To document in your Data Management and Sharing Plan (DMSP) the types of data that are anticipated to be created in your project, provide your answers to the following questions:

  • What is your data's modality?: In the context of the NIH DMSP, modality refers to the high-level type of data you will be collecting, such as imaging, genomic, text sequences, modeling data, mobile, survey, etc.
  • In what format will your data be collected?: Format refers to the type of files, generally denoted by file extension, that your project will create, such as CSV, TSV, XML, JSON, fMRI files, SAV, SAS, DTA
  • How much data will be collected?: Number of study participants, anticipated number of generated files, etc.

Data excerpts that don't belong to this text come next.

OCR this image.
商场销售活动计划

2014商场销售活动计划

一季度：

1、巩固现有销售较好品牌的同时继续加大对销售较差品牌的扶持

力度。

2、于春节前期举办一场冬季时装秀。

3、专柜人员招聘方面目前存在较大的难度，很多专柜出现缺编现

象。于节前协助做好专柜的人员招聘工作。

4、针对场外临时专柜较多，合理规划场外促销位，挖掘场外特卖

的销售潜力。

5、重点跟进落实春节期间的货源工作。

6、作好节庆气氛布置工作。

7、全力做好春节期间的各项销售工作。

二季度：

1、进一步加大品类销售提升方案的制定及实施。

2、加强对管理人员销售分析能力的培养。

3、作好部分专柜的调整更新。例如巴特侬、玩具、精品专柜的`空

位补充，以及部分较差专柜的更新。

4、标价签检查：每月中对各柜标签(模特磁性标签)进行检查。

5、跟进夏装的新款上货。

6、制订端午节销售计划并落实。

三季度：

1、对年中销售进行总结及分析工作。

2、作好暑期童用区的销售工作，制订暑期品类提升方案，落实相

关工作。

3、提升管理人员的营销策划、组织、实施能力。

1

  • What is the level of anticipated data aggregation?: Will individual-level data be used for the study, or aggregates of groups of data? Will only aggregated data be shared?
  • To what level will the data be processed?: Overall data processing for the project can be described, and also level of processing for data to be shared.
  • Which data will be shared?: Based on aggregation and processing considerations above, describe which data can and will be shared at the project's end. For example, this can be only de-identified data, only de-identified subsets supporting publication, etc. Compliance can consist of sharing a subset of the project's data based on legal, ethical, and policy-based data privacy requirements. Rationale for the level of sharing possible must be provided.
  • What metadata and other standard documentation will help others understand the data?: Many metadata standards can be used to describe your datasets, from the most general (Dublin Core, DataCite) to NIH-endorsed Common Data Elements, to standards that are highly specified to a field of study, such as the MIAME and MINSEQE standards.
    • To find domain-specific metadata standards, try searching these standards catalogs:
    • In addition, if other documentation such as data dictionaries or README files is necessary to understand preserved and shared data, describe these files as well.